Alkisah,
dalam kitab Azhraf al-Zharfa', Joha bersama putranya pergi ke pasar
mengendarai keledai, sementara putranya berjalan di sampingnya. Ketika
melewati kerumunan, terdengar celoteh, "Dasar orang tua semena-mena,
masak anaknya disuruh berjalan kaki." Merasa tidak nyaman dengan
celotehan, Joha turun dari punggung keledai dan berganti posisi dengan
anak.
Di
kerumunan lain, terdengar cemoohan, "Dasar anak durhaka, tega sekali
membiarkan bapaknya berjalan kaki sementara ia duduk enak." Ia menyuruh
putranya turun dan berjalan kaki bersamanya sementara keledainya
dituntun.
Beberapa
langkah kemudian, orang-orang berkomentar, "Orang aneh, mengapa keledai
itu tidak dinaiki." Ia bersama sang anak menaiki punggung keledai.

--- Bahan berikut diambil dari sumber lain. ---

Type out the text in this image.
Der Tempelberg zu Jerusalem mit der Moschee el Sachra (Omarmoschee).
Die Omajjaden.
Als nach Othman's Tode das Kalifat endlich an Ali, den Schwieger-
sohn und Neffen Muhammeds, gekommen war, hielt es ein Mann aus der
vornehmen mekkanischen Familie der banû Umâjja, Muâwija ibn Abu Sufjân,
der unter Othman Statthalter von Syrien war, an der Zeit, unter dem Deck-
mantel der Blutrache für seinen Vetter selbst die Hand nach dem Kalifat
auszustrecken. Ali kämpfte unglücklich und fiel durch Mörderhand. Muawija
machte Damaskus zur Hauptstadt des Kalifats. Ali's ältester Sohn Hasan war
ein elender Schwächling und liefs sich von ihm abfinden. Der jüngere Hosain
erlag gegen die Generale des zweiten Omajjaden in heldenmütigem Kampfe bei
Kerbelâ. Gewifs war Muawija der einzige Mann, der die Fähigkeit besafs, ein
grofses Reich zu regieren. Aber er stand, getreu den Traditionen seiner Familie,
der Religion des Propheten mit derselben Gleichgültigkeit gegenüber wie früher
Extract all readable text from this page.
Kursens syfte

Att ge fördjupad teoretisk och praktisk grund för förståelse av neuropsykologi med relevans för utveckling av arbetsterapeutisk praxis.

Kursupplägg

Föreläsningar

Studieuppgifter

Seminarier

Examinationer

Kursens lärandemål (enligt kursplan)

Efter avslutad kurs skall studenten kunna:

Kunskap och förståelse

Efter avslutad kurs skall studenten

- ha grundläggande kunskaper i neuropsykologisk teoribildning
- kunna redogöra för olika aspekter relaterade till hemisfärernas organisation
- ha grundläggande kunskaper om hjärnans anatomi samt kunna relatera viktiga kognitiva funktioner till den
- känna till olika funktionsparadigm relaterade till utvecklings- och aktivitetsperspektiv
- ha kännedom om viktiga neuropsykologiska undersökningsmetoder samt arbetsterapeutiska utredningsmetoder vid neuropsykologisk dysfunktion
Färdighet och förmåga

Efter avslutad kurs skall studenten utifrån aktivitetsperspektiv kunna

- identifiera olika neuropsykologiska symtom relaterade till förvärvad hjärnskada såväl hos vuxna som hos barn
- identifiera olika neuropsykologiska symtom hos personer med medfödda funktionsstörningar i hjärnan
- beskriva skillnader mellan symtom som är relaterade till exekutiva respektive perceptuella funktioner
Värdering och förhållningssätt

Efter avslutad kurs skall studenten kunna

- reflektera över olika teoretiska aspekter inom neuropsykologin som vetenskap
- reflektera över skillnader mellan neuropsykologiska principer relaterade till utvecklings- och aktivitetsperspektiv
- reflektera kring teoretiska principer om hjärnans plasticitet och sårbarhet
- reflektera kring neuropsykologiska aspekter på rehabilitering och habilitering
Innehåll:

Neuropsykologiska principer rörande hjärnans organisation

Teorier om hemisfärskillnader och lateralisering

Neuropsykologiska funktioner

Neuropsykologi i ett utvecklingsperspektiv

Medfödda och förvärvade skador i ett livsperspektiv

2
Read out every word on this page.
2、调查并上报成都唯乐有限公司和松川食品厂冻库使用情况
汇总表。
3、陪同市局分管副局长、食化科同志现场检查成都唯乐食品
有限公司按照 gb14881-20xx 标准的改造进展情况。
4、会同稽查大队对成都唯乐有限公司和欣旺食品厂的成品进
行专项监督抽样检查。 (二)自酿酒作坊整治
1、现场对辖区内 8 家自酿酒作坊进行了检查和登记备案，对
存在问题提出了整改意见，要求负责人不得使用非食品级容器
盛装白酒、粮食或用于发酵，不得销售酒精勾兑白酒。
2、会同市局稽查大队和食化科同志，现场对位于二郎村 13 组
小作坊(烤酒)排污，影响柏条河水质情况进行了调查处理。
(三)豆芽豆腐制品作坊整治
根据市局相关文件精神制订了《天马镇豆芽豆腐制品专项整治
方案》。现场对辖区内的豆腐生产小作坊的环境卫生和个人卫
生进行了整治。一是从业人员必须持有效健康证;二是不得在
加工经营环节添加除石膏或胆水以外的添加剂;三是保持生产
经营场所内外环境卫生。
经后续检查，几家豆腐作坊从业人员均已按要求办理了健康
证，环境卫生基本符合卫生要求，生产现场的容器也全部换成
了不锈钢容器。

Di
lokasi selanjutnya, orang-orang berseloroh, "Bapak dan anak sama
dungunya, masak seekor keledai lemah ditunggangi berdua." Tak mau
dianggap orang bersalah, Joha dan anaknya turun, lalu keledai itu
dipanggul berdua. Anak-anak kecil yang melihatnya girang dan
tertawa-tawa. Keduanya berjalan hingga sampai di jembatan kecil. Joha
bingung dan serbasalah. Akhirnya, keledai itu dilemparnya ke sungai.
Cerita
di atas adalah gambaran orang yang tidak teguh dalam prinsip. Nashruddin
Joha atau dikenal dengan Nashruddin Hoja, tokoh unik pada masa keemasan
Islam. Ia bermaksud pergi ke pasar untuk berdagang bersama putranya.
Dalam perjalanan, ia terjebak dalam tindakan yang membuat dirinya
kebingungan. Bingung bukan lantaran tawar-menawar harga atau menghitung
keuntungan, melainkan bingung karena melakukan tindakan yang tak
dimengerti oleh dirinya sendiri. Joha lupa bahwa tujuan perjalanannya
adalah berdagang ke pasar. Maksud hati menyenangkan setiap orang, apa
daya bingung yang didapat.
Karakter
Joha dalam kisah di atas menurut teori kepribadian dikenal dengan
conformist personality, pembawaan kepribadian yang cenderung membiarkan
sikap dan pendapat orang lain untuk menguasai dirinya. Tindakan ini
muncul karena ada perasaan khawatir tidak mendapat pengakuan dari orang
lain. Dampak dari kepribadian ini adalah rentan untuk dikuasai oleh
pengaruh-pengaruh liar dan tak mampu mempertahankan tujuan atau prinsip.
Menurut
hierarki Maslow, aktualisasi diri merupakan kebutuhan tertinggi
(meta-needs) dalam hidup. Aktualisasi diri muncul karena adanya
konsistensi terhadap tujuan. Aktualisasi diri penting sebab jika tak
terpenuhi (bagi sebagian orang yang telah terpenuhi kebutuhan dasarnya)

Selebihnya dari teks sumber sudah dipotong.